Linda represents the attitudes that the Conservative Government claim they want to promote. She is hard working, persevering and enterprising. Let us not forget that the Conservative manifesto at the general election promised to improve the lives of
“the millions who work hard, raise their families, care for those who need help, who do the right thing”.
Yet, when the Government’s changes come into effect, Linda estimates that she stands to lose £2,000 a year. Paying her mortgage and putting food on the table will become significantly harder and the viability of her businesses will be severely challenged.

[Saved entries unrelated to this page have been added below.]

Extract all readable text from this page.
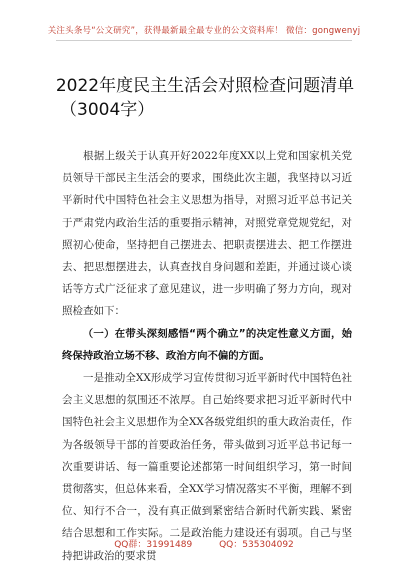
关注头条号“公文研究”，获得最新最全最专业的公文资料库！ 微信：gongwenyj
2022年度民主生活会对照检查问题清单
（3004字）

根据上级关于认真开好2022年度XX以上党和国家机关党员领导干部民主生活会的要求，围绕此次主题，我坚持以习近平新时代中国特色社会主义思想为指导，对照习近平总书记关于严肃党内政治生活的重要指示精神，对照党章党规党纪，对照初心使命，坚持把自己摆进去、把职责摆进去、把工作摆进去、把思想摆进去，认真查找自身问题和差距，并通过谈心谈话等方式广泛征求了意见建议，进一步明确了努力方向，现对照检查如下：

（一）在带头深刻感悟“两个确立”的决定性意义方面，始终保持政治立场不移、政治方向不偏的方面。

一是推动全XX形成学习宣传贯彻习近平新时代中国特色社会主义思想的氛围还不浓厚。自己始终要求把习近平新时代中国特色社会主义思想作为全XX各级党组织的重大政治责任，作为各级领导干部的首要政治任务，带头做到习近平总书记每一次重要讲话、每一篇重要论述都第一时间组织学习，第一时间贯彻落实，但总体来看，全XX学习情况落实不平衡，理解不到位、知行不合一，没有真正做到紧密结合新时代新实践、紧密结合思想和工作实际。二是政治能力建设还有弱项。自己与坚持把讲政治的要求贯

QQ群：31991489	QQ：535304092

The Government say that their demand for employers to pay people more and their tax cuts will help to restore the money that people lose from their tax credits. That is absolute nonsense. I put the following questions to the Minister. What will happen to public sector workers and self-employed people on low incomes? How can the employees of local authorities, health trusts and other public sector employers make up their income by increasing pay when the Government have said that they cannot give increases beyond 1%? How will a person who relies on tax credits and who earns less than £10,000 a year benefit from an increase in the tax threshold? How will a self-employed person with earnings of £6,000 a year give themselves a pay rise to fill the gap in their income caused by the loss of tax credits? How will a small business fulfil the Government’s promise of higher wages when it is already struggling to survive? The answers are simple: public sector workers will continue to see drastic cuts to their incomes and standard of living; self-employed individuals will be left to their own devices; and small businesses will pay people off because they cannot afford to keep them.
I am alarmed to hear that, despite the reservations of many Conservative Members, the Prime Minister and the Chancellor have no intention of halting these cuts. Perhaps the 70 or so Conservative Members whose majorities are smaller than the number of people in their constituencies who claim tax credits will have more to say about that in future. Several million people hope so.